Is based on a history of exposure to the agent. Caution: Pulmonary edema may have a delayed onset, and initial respiratory symptoms may be mild or absent.

  1. Specific levels. Body fluid phosphine levels are not clinically useful.
  2. Other useful laboratory studies include BUN, creatinine, electrolytes, liver aminotransferases, blood gases or oximetry, and chest radiography.

Treatment

  1. Emergency and supportive measures
    1. Maintain an open airway and assist ventilation if necessary. Administer supplemental oxygen and treat noncardiogenic pulmonary edema if it occurs.
    2. Treat seizures and hypotension if they occur.
    3. Patients with a history of significant phosphine inhalation or phosphide ingestion should be admitted and observed for 48-72 hours for delayed onset of pulmonary edema.
    4. IV magnesium has been used to treat cardiac arrhythmias otherwise unresponsive to treatment.
    5. In severe poisoning, adrenal function may be compromised, and IV hydrocortisone should be considered, especially if hypotension does not respond to fluids and vasopressors.
    6. In several small human studies, acetylcysteine demonstrated a mortality benefit.
    7. In a small prospective unblinded study, high-dose insulin demonstrated a survival benefit and improvement in cardiovascular parameters.
  2. Specific drugs and antidotes.

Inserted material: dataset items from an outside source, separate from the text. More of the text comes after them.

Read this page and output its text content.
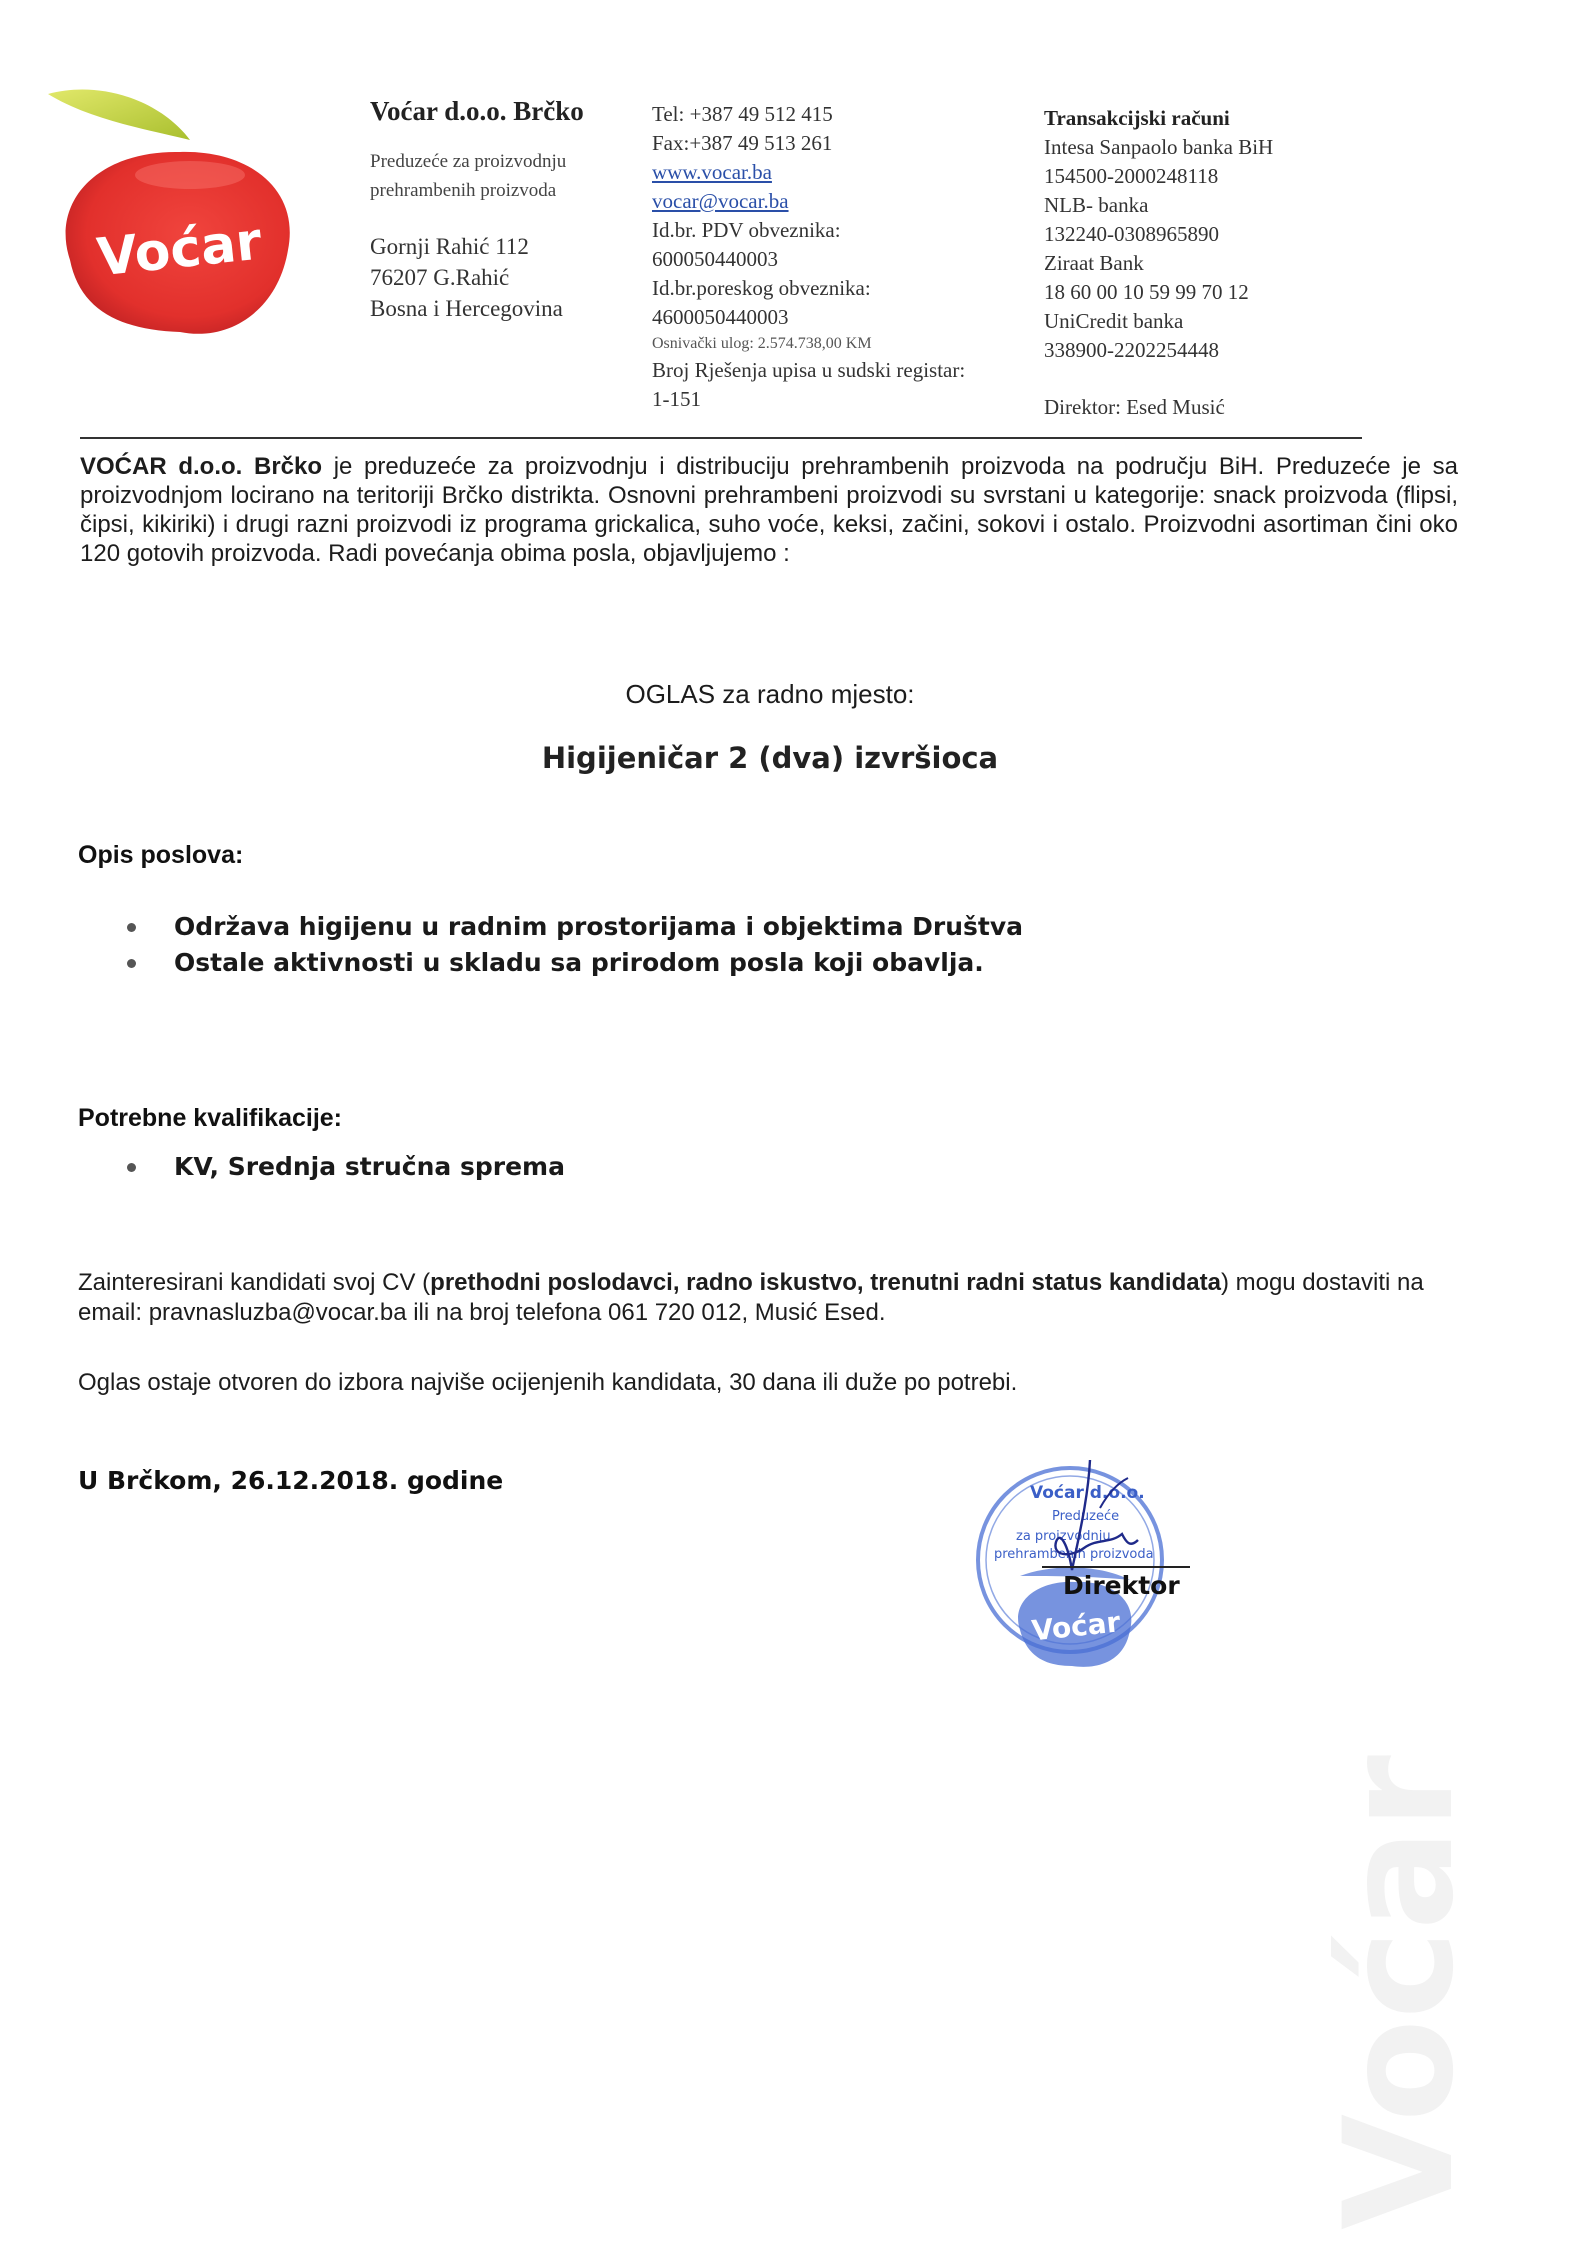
Voćar
Voćar d.o.o. Brčko
Preduzeće za proizvodnju
prehrambenih proizvoda
Gornji Rahić 112
76207 G.Rahić
Bosna i Hercegovina
Tel: +387 49 512 415
Fax:+387 49 513 261
www.vocar.ba
vocar@vocar.ba
Id.br. PDV obveznika:
600050440003
Id.br.poreskog obveznika:
4600050440003
Osnivački ulog: 2.574.738,00 KM
Broj Rješenja upisa u sudski registar:
1-151
Transakcijski računi
Intesa Sanpaolo banka BiH
154500-2000248118
NLB- banka
132240-0308965890
Ziraat Bank
18 60 00 10 59 99 70 12
UniCredit banka
338900-2202254448
Direktor: Esed Musić
VOĆAR d.o.o. Brčko je preduzeće za proizvodnju i distribuciju prehrambenih proizvoda na području BiH. Preduzeće je sa proizvodnjom locirano na teritoriji Brčko distrikta. Osnovni prehrambeni proizvodi su svrstani u kategorije: snack proizvoda (flipsi, čipsi, kikiriki) i drugi razni proizvodi iz programa grickalica, suho voće, keksi, začini, sokovi i ostalo. Proizvodni asortiman čini oko 120 gotovih proizvoda. Radi povećanja obima posla, objavljujemo :
OGLAS za radno mjesto:
Higijeničar 2 (dva) izvršioca
Opis poslova:
Održava higijenu u radnim prostorijama i objektima Društva
Ostale aktivnosti u skladu sa prirodom posla koji obavlja.
Potrebne kvalifikacije:
KV, Srednja stručna sprema
Zainteresirani kandidati svoj CV (prethodni poslodavci, radno iskustvo, trenutni radni status kandidata) mogu dostaviti na email: pravnasluzba@vocar.ba ili na broj telefona 061 720 012, Musić Esed.
Oglas ostaje otvoren do izbora najviše ocijenjenih kandidata, 30 dana ili duže po potrebi.
U Brčkom, 26.12.2018. godine	Voćar d.o.o.
Preduzeće
za proizvodnju
prehrambenih proizvoda
Voćar
Direktor
Voćar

There is no specific antidote.
  3. Decontamination
    1. Caregivers are at a low risk for secondary contamination, but off-gassing of phosphine may occur if the patient vomits or if gastric lavage fluid is not isolated.
    2. Administer activated charcoal orally if conditions are appropriate (see Table I-37,), although studies have not determined its binding affinity for phosphides. Consider gastric lavage for large recent ingestion. Use of 3-5% sodium bicarbonate in the lavage fluid has been proposed (to reduce stomach acid and resulting production of phosphine) but is not of proven benefit. Lavage using potassium permanganate also has no proven benefit and has the potential to produce severe complications including hemolysis, methemoglobinemia, and exothermic reactions.
  4. Enhanced elimination. Dialysis and hemoperfusion have not been shown to be useful in hastening elimination of phosphine.